Roger Mudd was a stalwart of CBS News back during its “Tiffany Network” days and he’s an unabashedly old-fashioned kinda news guy:
Mr. Mudd remained in the forefront of CBS news through the events that shaped the last century: the March on Washington in 1963, the Kennedy presidency and assassination, the King and Robert Kennedy murders, the moon landing, Vietnam, Nixon’s resignation and the administrations of Gerald Ford and Jimmy Carter. …
“We had no video, no Internet, no Blackberries,” he recalled. “But we also had no doubts about our values or our mission.” …
Mr. Mudd, a remarkably spry 80, minced no words: “Back then, we told the story from the beginning. There was no walking around and talking, no flapping of hands.
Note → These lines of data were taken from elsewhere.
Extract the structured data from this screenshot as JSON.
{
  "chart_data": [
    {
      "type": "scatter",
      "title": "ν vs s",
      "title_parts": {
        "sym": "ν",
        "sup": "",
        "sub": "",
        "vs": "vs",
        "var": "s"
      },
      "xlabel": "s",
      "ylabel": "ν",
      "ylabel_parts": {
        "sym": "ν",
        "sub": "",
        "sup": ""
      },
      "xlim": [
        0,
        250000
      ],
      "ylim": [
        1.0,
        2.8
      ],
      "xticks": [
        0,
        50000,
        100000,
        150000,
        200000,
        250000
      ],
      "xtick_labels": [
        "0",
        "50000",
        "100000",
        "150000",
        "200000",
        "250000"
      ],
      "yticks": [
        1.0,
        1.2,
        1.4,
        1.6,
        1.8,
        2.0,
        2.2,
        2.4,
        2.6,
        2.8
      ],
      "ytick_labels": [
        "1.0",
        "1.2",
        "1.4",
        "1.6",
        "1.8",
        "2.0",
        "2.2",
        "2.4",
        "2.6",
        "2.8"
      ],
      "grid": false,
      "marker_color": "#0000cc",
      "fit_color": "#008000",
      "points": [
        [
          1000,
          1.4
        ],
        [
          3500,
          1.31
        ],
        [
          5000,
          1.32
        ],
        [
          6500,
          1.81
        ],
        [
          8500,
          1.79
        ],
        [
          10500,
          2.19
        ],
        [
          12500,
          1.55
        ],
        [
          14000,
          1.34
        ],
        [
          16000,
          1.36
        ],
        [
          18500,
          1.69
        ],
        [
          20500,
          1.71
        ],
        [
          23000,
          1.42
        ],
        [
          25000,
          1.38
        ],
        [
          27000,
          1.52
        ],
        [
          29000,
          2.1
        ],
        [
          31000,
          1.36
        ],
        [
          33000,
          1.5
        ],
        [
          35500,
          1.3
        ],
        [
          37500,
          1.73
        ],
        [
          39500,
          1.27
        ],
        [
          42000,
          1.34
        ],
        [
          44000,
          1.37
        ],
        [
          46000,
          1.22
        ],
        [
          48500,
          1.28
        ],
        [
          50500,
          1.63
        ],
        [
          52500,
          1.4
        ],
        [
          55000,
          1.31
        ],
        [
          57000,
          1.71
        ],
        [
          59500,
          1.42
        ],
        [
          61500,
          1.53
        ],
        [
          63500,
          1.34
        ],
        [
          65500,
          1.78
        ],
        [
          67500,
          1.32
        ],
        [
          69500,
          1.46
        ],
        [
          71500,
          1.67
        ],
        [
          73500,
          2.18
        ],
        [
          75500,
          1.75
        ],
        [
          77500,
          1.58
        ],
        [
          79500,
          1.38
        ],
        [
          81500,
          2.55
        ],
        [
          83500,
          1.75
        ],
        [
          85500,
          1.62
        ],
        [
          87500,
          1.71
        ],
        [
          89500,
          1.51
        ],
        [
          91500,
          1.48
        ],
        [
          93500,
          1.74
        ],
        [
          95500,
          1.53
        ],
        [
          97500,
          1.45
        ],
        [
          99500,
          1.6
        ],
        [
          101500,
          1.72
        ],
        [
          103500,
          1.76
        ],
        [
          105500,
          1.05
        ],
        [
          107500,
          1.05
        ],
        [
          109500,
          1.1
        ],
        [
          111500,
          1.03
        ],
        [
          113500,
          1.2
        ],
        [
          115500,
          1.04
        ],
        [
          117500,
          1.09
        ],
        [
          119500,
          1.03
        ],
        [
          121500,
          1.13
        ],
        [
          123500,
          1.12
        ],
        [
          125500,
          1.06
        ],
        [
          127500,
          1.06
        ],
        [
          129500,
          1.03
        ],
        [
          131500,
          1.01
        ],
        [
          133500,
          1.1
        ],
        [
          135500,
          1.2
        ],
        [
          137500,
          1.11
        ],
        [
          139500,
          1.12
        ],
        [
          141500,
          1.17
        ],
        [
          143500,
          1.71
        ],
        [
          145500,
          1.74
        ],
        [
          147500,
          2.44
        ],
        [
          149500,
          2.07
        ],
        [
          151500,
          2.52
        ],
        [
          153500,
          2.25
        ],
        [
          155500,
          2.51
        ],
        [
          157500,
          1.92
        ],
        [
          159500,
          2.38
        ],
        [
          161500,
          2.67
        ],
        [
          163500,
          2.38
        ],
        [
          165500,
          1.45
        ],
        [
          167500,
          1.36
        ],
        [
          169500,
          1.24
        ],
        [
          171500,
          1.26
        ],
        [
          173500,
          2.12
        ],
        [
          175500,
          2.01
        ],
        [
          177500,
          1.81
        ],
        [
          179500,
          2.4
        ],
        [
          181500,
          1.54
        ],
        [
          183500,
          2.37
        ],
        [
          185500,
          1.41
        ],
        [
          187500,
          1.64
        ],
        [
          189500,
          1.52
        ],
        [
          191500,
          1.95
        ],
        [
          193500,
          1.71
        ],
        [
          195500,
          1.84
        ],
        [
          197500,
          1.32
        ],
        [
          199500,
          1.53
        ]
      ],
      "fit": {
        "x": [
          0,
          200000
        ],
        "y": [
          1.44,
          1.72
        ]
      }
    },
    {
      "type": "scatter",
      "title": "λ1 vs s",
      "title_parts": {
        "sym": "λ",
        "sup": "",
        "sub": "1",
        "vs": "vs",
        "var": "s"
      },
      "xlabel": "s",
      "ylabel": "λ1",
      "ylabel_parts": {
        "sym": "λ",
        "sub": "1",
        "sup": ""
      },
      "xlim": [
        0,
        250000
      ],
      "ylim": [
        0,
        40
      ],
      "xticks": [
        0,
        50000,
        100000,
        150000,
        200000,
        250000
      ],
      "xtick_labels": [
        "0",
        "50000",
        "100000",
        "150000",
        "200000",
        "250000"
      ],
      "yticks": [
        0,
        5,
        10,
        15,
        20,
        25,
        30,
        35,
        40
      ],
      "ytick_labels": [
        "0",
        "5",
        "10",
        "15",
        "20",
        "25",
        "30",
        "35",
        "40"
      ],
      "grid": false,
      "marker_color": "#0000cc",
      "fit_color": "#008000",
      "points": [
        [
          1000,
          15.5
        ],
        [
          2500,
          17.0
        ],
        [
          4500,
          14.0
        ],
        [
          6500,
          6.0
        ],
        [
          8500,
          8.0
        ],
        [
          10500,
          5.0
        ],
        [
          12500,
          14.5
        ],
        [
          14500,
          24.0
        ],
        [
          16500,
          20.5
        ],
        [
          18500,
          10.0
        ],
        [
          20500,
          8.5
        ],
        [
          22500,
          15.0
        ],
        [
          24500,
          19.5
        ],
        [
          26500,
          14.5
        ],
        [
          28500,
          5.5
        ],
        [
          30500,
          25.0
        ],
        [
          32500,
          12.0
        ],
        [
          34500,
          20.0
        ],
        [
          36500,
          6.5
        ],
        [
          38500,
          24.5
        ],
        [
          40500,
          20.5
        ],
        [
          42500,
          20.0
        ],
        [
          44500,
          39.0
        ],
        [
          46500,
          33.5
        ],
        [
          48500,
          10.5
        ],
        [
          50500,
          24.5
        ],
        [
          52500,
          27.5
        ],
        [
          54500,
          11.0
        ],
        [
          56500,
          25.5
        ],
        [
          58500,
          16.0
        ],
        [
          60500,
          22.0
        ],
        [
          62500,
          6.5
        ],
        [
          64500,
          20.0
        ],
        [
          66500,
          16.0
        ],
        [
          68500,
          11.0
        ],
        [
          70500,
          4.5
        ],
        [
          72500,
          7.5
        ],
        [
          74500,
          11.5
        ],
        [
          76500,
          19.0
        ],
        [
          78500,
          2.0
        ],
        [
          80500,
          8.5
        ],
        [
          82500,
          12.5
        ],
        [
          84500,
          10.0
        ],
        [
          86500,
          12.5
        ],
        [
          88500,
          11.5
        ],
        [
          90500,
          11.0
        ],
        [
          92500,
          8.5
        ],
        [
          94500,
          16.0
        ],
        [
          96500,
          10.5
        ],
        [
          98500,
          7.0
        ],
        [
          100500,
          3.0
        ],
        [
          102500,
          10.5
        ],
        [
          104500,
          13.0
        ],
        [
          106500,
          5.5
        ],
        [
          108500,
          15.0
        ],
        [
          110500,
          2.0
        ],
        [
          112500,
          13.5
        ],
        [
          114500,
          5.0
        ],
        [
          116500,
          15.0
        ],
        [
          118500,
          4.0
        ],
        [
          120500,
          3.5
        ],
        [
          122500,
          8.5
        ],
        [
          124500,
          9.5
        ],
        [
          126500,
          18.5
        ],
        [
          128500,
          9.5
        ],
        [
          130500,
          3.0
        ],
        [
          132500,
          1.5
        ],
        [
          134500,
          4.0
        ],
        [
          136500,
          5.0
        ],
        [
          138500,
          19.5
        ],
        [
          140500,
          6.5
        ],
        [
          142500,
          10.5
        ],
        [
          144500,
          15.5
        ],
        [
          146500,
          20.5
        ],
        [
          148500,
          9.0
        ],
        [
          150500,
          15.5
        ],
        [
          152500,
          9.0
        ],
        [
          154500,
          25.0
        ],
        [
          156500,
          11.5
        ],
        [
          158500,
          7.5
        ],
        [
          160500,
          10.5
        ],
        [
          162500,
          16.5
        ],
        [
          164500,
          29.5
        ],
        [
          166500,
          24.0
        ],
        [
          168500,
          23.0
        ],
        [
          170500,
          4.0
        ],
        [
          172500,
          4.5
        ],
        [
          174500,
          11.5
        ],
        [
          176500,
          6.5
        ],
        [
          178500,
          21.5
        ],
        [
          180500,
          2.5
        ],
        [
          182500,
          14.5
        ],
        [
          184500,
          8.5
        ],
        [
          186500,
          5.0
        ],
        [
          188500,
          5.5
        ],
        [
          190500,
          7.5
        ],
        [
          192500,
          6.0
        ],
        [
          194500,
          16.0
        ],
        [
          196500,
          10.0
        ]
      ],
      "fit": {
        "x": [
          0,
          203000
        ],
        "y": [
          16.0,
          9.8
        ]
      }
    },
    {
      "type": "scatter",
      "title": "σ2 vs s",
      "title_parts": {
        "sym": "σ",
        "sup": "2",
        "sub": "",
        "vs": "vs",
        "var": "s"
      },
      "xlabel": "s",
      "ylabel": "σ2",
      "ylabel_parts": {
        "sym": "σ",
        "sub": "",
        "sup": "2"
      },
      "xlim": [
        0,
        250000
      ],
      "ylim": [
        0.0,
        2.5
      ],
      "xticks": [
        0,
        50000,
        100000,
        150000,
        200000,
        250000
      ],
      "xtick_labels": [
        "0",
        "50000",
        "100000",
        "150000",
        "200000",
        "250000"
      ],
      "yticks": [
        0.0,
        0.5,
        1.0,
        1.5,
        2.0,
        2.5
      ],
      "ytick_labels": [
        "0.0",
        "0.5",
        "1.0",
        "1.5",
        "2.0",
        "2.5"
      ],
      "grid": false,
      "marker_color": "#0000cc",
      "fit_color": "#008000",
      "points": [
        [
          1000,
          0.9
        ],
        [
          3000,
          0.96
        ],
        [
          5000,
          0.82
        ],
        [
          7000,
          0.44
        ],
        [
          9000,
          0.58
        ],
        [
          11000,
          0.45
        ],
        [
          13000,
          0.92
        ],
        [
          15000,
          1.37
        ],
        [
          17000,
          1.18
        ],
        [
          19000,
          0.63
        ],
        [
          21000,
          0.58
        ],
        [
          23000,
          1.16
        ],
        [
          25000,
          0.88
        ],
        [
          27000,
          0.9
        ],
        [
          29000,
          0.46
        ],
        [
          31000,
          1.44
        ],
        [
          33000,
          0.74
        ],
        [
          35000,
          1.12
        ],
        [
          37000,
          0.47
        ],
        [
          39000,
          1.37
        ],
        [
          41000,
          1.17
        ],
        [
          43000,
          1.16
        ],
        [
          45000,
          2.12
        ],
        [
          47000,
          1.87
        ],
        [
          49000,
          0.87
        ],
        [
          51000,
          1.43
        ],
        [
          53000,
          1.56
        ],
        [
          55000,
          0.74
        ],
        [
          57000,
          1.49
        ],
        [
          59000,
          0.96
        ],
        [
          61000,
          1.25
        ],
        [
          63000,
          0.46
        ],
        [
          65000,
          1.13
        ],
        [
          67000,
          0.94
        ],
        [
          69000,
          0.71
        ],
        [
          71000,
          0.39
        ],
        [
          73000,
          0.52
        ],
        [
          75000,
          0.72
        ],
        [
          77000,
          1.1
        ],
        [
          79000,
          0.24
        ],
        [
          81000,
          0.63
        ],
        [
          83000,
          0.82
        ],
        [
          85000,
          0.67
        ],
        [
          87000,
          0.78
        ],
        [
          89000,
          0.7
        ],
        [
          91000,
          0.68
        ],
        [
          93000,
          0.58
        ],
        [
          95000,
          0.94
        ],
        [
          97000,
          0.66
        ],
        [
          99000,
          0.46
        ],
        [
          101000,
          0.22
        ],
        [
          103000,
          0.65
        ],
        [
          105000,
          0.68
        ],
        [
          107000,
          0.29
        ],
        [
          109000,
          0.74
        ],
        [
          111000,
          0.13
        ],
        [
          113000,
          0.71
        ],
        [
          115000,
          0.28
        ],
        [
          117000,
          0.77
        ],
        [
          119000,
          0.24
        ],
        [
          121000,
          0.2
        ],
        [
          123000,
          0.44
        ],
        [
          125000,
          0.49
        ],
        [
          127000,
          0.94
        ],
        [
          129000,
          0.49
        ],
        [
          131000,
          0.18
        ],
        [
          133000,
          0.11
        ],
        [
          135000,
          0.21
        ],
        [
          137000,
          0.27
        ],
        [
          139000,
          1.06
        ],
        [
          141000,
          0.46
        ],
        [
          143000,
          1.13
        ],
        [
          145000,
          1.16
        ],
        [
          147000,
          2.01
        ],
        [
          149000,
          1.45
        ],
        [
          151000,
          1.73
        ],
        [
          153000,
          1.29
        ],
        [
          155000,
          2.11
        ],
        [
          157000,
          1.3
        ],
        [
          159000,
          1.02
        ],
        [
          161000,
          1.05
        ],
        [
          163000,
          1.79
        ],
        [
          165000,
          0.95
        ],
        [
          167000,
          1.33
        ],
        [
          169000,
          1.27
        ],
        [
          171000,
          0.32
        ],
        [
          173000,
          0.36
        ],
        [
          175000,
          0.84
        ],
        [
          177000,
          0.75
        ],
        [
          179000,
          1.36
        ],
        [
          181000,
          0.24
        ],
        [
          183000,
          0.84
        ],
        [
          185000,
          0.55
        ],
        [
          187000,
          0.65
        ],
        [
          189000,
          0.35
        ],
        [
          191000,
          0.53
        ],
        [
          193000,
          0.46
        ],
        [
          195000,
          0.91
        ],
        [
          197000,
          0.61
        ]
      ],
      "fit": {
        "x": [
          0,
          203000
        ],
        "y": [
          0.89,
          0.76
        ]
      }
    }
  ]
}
There was just strong reporting … .
“Quality has dropped immeasurably,” he said.
True dat. Mudd also sees the evening news as something worth fighting to preserve.
The Emmy Award-winning newsman was emphatic about the responsibility of broadcast journalism as he sees it.
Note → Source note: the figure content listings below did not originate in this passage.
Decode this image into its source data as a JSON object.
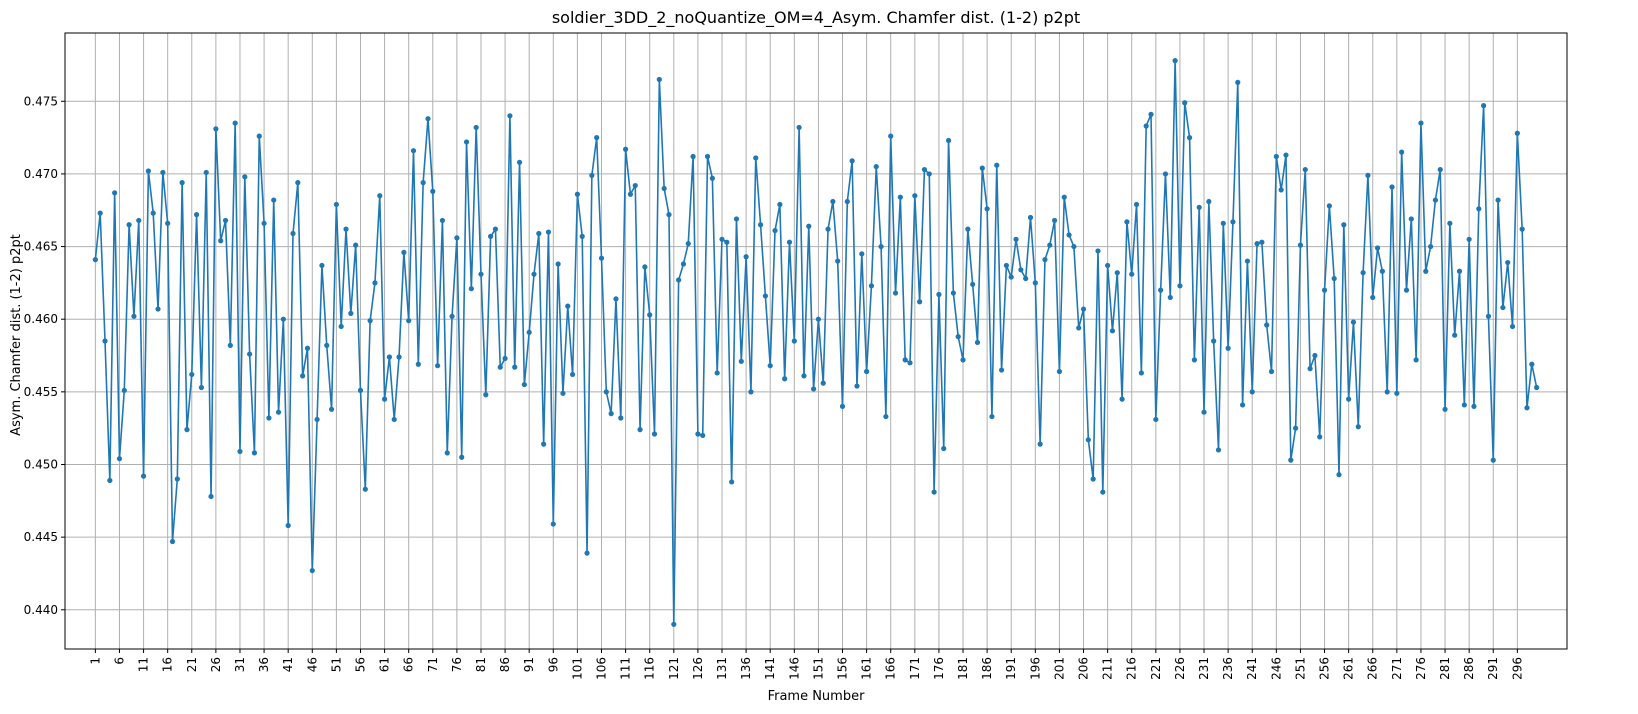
{
  "chart_data": {
    "type": "line",
    "title": "soldier_3DD_2_noQuantize_OM=4_Asym. Chamfer dist. (1-2) p2pt",
    "xlabel": "Frame Number",
    "ylabel": "Asym. Chamfer dist. (1-2) p2pt",
    "xlim": [
      -5.3,
      306.3
    ],
    "ylim": [
      0.4373,
      0.4797
    ],
    "xticks": [
      1,
      6,
      11,
      16,
      21,
      26,
      31,
      36,
      41,
      46,
      51,
      56,
      61,
      66,
      71,
      76,
      81,
      86,
      91,
      96,
      101,
      106,
      111,
      116,
      121,
      126,
      131,
      136,
      141,
      146,
      151,
      156,
      161,
      166,
      171,
      176,
      181,
      186,
      191,
      196,
      201,
      206,
      211,
      216,
      221,
      226,
      231,
      236,
      241,
      246,
      251,
      256,
      261,
      266,
      271,
      276,
      281,
      286,
      291,
      296
    ],
    "yticks": [
      0.44,
      0.445,
      0.45,
      0.455,
      0.46,
      0.465,
      0.47,
      0.475
    ],
    "ytick_labels": [
      "0.440",
      "0.445",
      "0.450",
      "0.455",
      "0.460",
      "0.465",
      "0.470",
      "0.475"
    ],
    "grid": true,
    "color": "#1f77b4",
    "marker": "circle",
    "x_start": 1,
    "series": [
      {
        "values": [
          0.4641,
          0.4673,
          0.4585,
          0.4489,
          0.4687,
          0.4504,
          0.4551,
          0.4665,
          0.4602,
          0.4668,
          0.4492,
          0.4702,
          0.4673,
          0.4607,
          0.4701,
          0.4666,
          0.4447,
          0.449,
          0.4694,
          0.4524,
          0.4562,
          0.4672,
          0.4553,
          0.4701,
          0.4478,
          0.4731,
          0.4654,
          0.4668,
          0.4582,
          0.4735,
          0.4509,
          0.4698,
          0.4576,
          0.4508,
          0.4726,
          0.4666,
          0.4532,
          0.4682,
          0.4536,
          0.46,
          0.4458,
          0.4659,
          0.4694,
          0.4561,
          0.458,
          0.4427,
          0.4531,
          0.4637,
          0.4582,
          0.4538,
          0.4679,
          0.4595,
          0.4662,
          0.4604,
          0.4651,
          0.4551,
          0.4483,
          0.4599,
          0.4625,
          0.4685,
          0.4545,
          0.4574,
          0.4531,
          0.4574,
          0.4646,
          0.4599,
          0.4716,
          0.4569,
          0.4694,
          0.4738,
          0.4688,
          0.4568,
          0.4668,
          0.4508,
          0.4602,
          0.4656,
          0.4505,
          0.4722,
          0.4621,
          0.4732,
          0.4631,
          0.4548,
          0.4657,
          0.4662,
          0.4567,
          0.4573,
          0.474,
          0.4567,
          0.4708,
          0.4555,
          0.4591,
          0.4631,
          0.4659,
          0.4514,
          0.466,
          0.4459,
          0.4638,
          0.4549,
          0.4609,
          0.4562,
          0.4686,
          0.4657,
          0.4439,
          0.4699,
          0.4725,
          0.4642,
          0.455,
          0.4535,
          0.4614,
          0.4532,
          0.4717,
          0.4686,
          0.4692,
          0.4524,
          0.4636,
          0.4603,
          0.4521,
          0.4765,
          0.469,
          0.4672,
          0.439,
          0.4627,
          0.4638,
          0.4652,
          0.4712,
          0.4521,
          0.452,
          0.4712,
          0.4697,
          0.4563,
          0.4655,
          0.4653,
          0.4488,
          0.4669,
          0.4571,
          0.4643,
          0.455,
          0.4711,
          0.4665,
          0.4616,
          0.4568,
          0.4661,
          0.4679,
          0.4559,
          0.4653,
          0.4585,
          0.4732,
          0.4561,
          0.4664,
          0.4552,
          0.46,
          0.4556,
          0.4662,
          0.4681,
          0.464,
          0.454,
          0.4681,
          0.4709,
          0.4554,
          0.4645,
          0.4564,
          0.4623,
          0.4705,
          0.465,
          0.4533,
          0.4726,
          0.4618,
          0.4684,
          0.4572,
          0.457,
          0.4685,
          0.4612,
          0.4703,
          0.47,
          0.4481,
          0.4617,
          0.4511,
          0.4723,
          0.4618,
          0.4588,
          0.4572,
          0.4662,
          0.4624,
          0.4584,
          0.4704,
          0.4676,
          0.4533,
          0.4706,
          0.4565,
          0.4637,
          0.4629,
          0.4655,
          0.4634,
          0.4628,
          0.467,
          0.4625,
          0.4514,
          0.4641,
          0.4651,
          0.4668,
          0.4564,
          0.4684,
          0.4658,
          0.465,
          0.4594,
          0.4607,
          0.4517,
          0.449,
          0.4647,
          0.4481,
          0.4637,
          0.4592,
          0.4632,
          0.4545,
          0.4667,
          0.4631,
          0.4679,
          0.4563,
          0.4733,
          0.4741,
          0.4531,
          0.462,
          0.47,
          0.4615,
          0.4778,
          0.4623,
          0.4749,
          0.4725,
          0.4572,
          0.4677,
          0.4536,
          0.4681,
          0.4585,
          0.451,
          0.4666,
          0.458,
          0.4667,
          0.4763,
          0.4541,
          0.464,
          0.455,
          0.4652,
          0.4653,
          0.4596,
          0.4564,
          0.4712,
          0.4689,
          0.4713,
          0.4503,
          0.4525,
          0.4651,
          0.4703,
          0.4566,
          0.4575,
          0.4519,
          0.462,
          0.4678,
          0.4628,
          0.4493,
          0.4665,
          0.4545,
          0.4598,
          0.4526,
          0.4632,
          0.4699,
          0.4615,
          0.4649,
          0.4633,
          0.455,
          0.4691,
          0.4549,
          0.4715,
          0.462,
          0.4669,
          0.4572,
          0.4735,
          0.4633,
          0.465,
          0.4682,
          0.4703,
          0.4538,
          0.4666,
          0.4589,
          0.4633,
          0.4541,
          0.4655,
          0.454,
          0.4676,
          0.4747,
          0.4602,
          0.4503,
          0.4682,
          0.4608,
          0.4639,
          0.4595,
          0.4728,
          0.4662,
          0.4539,
          0.4569,
          0.4553
        ]
      }
    ]
  }
}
“No matter what, the American people deserve a thoughtful and balanced account of what has happened in their world during the last 24 hours,” Mr. Mudd said. “I devoutly hope that the evening news will never disappear from our lives.”
Hmm. It would be good it the networks delivered real news, as the BBC World Service still does (when it is reporting rather than advocating for or militating against, that is).
It sounds to me that Mudd isn’t only lamenting the poor quality of the network news. He’s also mourning a collective social ritual that, once the evening news disappears, will never reappear in our lives—the collective experience of gathering around the electronic hearth at the same time every day that everybody else in America is doing it.
If I had my druthers, I’d work on getting families to eat dinner together every night. Then I’d worry about everybody in America sitting around and watching the “news” at the same time. But I know what he means:
Those were the days my friend
We thought they’d never end
We’d sing and dance forever and a day
We’d live the life we choose
We’d fight and never lose
For we were young and sure to have our way.